Most non-surgical treatment options include physical therapy to build up the muscles around the joint, helping stabilize the joint. Literature regarding long-term follow-up after surgical repair of type III injuries is scarce, and those treated nonoperatively generally do quite well. Many studies have come to the conclusion that non-surgical treatment is as good as or better than surgical treatment, or that anything attained because of surgery is quite limited. It appears that after a while, the body “remodels” the joint, either expanding the distal clavicle or causing it to atrophy. One study suggests that quarterbacks with type III injuries on their dominant side may possibly do better with surgery. There may also be the potential that surgical repair may be less painful in the long run.

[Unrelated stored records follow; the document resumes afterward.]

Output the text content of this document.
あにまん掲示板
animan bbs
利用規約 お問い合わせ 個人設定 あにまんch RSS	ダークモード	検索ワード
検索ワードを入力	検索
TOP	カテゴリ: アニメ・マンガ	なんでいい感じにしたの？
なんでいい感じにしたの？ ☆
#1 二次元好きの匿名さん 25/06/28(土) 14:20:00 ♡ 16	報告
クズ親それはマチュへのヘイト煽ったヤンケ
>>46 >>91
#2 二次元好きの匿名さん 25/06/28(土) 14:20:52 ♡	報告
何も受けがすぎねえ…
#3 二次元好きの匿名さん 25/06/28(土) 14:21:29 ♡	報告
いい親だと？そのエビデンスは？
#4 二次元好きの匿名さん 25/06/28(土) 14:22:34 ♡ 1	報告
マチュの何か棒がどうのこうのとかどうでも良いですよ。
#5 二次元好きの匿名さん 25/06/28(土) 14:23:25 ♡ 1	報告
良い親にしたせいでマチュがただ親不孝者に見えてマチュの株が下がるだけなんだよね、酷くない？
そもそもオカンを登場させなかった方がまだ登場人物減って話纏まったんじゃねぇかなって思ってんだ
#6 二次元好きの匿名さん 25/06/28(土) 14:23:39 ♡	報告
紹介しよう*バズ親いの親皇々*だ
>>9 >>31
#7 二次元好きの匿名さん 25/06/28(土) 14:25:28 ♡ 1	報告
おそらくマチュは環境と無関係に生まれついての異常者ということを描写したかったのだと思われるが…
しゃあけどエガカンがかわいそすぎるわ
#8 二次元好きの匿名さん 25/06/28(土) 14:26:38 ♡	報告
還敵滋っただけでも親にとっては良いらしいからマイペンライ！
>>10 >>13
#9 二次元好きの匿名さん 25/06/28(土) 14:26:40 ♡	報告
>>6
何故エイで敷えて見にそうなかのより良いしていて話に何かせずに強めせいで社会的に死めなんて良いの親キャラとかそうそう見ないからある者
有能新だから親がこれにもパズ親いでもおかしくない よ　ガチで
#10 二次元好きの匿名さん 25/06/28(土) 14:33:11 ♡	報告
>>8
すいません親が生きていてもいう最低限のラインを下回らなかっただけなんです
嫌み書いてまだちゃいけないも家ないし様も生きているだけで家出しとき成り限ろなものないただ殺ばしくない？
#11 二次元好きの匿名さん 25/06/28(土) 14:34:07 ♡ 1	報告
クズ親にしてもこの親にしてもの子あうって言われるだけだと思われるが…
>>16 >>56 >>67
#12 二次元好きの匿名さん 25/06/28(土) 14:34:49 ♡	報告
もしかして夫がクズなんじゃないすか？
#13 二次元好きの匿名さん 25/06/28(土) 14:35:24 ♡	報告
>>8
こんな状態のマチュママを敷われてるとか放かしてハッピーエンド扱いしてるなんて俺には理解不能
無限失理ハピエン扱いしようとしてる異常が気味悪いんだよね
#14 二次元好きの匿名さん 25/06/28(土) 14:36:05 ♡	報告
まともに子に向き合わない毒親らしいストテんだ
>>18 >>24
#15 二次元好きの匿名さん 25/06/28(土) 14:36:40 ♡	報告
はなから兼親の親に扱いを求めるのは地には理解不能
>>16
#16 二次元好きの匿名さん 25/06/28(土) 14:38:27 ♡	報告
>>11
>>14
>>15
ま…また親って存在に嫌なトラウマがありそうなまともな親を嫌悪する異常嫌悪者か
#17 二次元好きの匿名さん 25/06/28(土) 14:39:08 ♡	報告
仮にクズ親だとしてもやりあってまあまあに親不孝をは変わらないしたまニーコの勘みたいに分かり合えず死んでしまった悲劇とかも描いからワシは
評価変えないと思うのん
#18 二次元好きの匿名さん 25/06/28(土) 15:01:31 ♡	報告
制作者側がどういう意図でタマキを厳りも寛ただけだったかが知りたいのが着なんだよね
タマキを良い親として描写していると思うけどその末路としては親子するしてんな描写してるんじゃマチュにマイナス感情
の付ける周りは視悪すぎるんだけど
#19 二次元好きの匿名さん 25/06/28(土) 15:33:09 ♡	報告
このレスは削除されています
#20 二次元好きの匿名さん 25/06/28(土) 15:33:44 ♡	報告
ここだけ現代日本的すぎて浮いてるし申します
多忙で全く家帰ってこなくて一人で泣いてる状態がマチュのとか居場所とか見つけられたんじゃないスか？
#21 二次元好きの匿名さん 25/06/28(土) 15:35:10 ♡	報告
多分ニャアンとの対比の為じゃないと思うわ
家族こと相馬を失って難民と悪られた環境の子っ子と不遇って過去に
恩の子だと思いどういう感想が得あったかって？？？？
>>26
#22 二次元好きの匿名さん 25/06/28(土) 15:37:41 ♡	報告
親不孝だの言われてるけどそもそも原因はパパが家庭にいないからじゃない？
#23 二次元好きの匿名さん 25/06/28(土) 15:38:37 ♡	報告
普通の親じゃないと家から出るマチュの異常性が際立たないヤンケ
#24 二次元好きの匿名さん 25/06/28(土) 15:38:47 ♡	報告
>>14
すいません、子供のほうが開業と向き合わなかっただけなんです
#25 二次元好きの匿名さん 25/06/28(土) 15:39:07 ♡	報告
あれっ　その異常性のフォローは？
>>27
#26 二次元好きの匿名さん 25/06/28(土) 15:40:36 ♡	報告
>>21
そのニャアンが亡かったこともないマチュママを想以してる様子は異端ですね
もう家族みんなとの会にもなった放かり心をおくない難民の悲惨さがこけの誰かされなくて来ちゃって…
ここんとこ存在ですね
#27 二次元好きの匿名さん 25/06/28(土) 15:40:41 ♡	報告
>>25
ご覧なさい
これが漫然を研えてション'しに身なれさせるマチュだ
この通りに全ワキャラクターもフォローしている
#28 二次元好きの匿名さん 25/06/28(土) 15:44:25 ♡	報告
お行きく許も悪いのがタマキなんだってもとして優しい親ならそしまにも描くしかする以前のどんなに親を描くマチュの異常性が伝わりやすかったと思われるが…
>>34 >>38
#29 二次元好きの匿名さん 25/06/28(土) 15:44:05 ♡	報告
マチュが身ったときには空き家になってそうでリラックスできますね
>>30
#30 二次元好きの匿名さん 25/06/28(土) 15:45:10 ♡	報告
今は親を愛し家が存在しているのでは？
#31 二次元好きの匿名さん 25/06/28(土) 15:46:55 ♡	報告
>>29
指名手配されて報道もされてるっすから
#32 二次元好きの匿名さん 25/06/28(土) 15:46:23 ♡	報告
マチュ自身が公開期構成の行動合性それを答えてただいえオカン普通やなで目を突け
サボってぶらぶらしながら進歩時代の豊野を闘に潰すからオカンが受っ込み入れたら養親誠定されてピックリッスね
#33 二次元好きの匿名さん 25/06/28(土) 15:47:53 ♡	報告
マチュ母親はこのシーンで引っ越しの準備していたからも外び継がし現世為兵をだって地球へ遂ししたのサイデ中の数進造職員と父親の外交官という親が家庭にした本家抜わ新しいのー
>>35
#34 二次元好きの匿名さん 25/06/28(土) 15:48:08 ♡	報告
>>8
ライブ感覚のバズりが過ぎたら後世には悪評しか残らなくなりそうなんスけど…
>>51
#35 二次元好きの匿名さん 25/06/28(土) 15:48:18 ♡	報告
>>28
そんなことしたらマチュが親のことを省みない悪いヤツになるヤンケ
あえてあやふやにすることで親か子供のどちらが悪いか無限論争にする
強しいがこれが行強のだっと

Type 2 separations have always been treated non-surgically, initially. However, the risks of arthritis with type 2 separations are greatly increased. If this becomes severe, the Mumford procedure or distal clavicle excision can be performed.
There have been many surgeries described to fix complete acromioclavicular separations, including recently arthroscopic. There is no consensus on which surgery is best. Several surgeries have been described with pins or hooks. Another surgery performs muscle transfer.
A common surgery is some form of Modified Weaver-Dunn procedure, which involves cutting off the end of the clavicle portion, partially sacrificing the coracoacromial ligament and suturing the displaced acromial end to the lateral aspect of the clavicle for stabilization, then often some form of additional support is introduced to replace the coracoclavicular ligament(s). Variations of this support includes grafting of tendons from the leg or the use of synthetic sutures or suture anchors. Other surgeries have used a Rockwood screw that is inserted initially and then removed after 12 weeks. Physical therapy is always recommended after surgery, and most patients get flexibility back, although possibly somewhat limited.